There were advantages to waking beside a lover.  Sex, for one thing.  But Laure wasn’t sure she wanted another night of Ardan’s half-timid, half-desperate embraces.  Ardan might have been easy to order about - and half-desperate to please – but at that moment in time Laure would happily have exchanged her new lover for Ashe or Calypso.  Even Alexis might have gotten a look-in.  Ashe might have been foolish in many ways, but she had almost always known what Laure wanted.  Sometimes it had taken no more than a single glimpse of Laure’s face to tell Ashe that she was wanted – there and then – and that no reason in the world would save her.  Ardan was a long way from that world.  Ardan thought – oh, Gods, she really did think – that Laure must love her.  Laure kept her eyes closed and tried to prevent the rigidity that anger was forcing through her body.  Her jaw tightened with the determination not to speak, not to order, and oh, Gods, please not to utter words of love or affection.  The sensations had been nice enough and Laure’s own responses powerful enough to grant her a short respite from reality, but was it really worth the struggle?

While Ardan breathed in the scent of her lover and hoped that Laure would soon waken,  Laure restrained her breathing and prayed to the gods that Ardan would just… go away.  Or die.  Whatever.

***************************************************************

That’s it.  Finish.  Enough.  I must keep reminding myself that there is a whole world out there waiting to be conquered.  I have more power at my fingertips than my poor sister ever dreamed of.  But what comes between me and my sanity?  Dreams.  Fucking dreams.  Fucking nightmares.  This time I woke up crying like a child, desperate not to fall asleep again.  I know what bothers me so very much:  I can exert no control over the nightmares.  The travelling I may do in ordinary, dreamless sleep, but I need rest and I dare not sleep without something to mute the horrors that call out to me. 

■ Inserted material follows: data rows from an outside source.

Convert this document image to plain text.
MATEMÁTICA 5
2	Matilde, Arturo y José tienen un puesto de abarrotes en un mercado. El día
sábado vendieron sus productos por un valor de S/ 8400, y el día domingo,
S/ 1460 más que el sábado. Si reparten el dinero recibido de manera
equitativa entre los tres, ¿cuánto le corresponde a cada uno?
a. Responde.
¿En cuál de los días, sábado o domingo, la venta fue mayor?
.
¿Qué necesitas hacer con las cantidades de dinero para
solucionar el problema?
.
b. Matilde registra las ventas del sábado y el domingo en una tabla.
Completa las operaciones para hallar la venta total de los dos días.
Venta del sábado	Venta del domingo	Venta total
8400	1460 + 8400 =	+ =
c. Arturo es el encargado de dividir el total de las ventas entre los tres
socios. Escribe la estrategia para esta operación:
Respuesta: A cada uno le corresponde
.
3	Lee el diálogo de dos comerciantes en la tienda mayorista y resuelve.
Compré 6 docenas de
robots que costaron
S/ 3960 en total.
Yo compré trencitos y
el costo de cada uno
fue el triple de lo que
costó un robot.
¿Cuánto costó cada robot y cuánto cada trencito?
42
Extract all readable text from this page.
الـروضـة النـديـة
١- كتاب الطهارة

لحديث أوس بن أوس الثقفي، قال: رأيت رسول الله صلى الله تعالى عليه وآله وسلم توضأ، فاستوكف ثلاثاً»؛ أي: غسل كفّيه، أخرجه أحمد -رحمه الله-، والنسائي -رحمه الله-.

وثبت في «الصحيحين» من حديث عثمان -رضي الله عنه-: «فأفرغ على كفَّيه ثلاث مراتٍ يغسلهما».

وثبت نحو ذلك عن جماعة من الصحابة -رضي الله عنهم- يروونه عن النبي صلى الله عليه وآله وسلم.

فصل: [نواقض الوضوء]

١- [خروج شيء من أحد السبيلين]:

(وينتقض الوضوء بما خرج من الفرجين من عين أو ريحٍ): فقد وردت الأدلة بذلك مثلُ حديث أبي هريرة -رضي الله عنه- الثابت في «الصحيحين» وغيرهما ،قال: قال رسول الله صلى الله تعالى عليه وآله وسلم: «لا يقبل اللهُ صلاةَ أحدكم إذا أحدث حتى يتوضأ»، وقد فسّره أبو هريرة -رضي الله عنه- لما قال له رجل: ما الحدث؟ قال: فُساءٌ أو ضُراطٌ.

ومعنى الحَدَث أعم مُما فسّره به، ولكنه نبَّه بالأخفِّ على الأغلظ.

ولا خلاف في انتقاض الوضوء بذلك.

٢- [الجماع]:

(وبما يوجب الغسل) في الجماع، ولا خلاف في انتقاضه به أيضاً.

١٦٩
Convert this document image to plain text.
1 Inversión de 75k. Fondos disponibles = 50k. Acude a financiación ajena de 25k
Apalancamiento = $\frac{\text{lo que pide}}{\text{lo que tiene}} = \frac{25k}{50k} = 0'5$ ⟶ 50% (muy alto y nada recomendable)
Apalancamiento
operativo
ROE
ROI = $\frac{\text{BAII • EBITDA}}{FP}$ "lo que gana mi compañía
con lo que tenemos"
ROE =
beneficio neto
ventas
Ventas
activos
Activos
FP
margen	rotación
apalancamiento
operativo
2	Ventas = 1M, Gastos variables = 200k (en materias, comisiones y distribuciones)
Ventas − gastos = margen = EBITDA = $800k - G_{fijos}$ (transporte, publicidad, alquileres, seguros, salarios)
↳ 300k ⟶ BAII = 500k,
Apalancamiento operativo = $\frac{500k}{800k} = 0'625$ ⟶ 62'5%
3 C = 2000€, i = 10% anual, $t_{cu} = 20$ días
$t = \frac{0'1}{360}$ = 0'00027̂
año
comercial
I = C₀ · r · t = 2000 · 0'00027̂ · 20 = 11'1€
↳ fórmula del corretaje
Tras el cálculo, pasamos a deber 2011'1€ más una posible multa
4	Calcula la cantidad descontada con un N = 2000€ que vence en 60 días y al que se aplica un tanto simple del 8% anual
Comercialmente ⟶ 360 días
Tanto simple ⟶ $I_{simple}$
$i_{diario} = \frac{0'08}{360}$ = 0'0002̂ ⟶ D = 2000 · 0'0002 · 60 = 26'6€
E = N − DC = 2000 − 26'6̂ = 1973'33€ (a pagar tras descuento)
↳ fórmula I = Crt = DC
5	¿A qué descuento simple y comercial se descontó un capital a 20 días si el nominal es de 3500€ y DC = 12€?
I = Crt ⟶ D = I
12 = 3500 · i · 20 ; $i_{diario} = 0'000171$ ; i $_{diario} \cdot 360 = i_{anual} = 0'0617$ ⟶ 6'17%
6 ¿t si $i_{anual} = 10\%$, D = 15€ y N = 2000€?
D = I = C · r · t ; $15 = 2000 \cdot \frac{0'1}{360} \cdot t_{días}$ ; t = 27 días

Last night’s horrors – this night’s continuing horrors – were graphic enough.  There I was in the middle of the desert and something was following me.  It did not make itself apparent, it slid beneath the sand and I was only aware of its movements by tiny shivers beneath my feet.  Then when I could go no further it reared up out of the sand before me, fanged mouth open, face monstrous and eyes… eyes human and the same colour of my own.  It swallowed me whole and I was about to be crushed between tongue and upper palate when my body saved me by tipping me onto the floor.  I was drenched in sweat.

It doesn’t matter how much time I spent in walking.  It doesn’t matter that I drop onto my bed at night so exhausted that I can’t be bothered to wash.  I fall onto the bed and am instantly asleep and as instantly as I am asleep, the dreams begin.  I have not come this far to be driven out of my mind by imaginings and monsters, the like of which I have only ever read about.  If I stop myself from sleeping I am the next day so far from capable that I think Laure would do a better job than I. 

When I have the dreams I can feel myself changing.  It isn’t a change I’d expect:  it’s nothing of becoming the victim or of feeling obscenely vulnerable.  I come away from the dreams feeling – just for an instant – painfully alone.  In my waking hours I have no need of companionship:  I didn’t have company when I was growing up and could most have benefited from it.  I find that when I wake from the worst dreams there is a second in which I would give anything in the world to have someone who liked me, beside me, even if I know that that is never going to happen.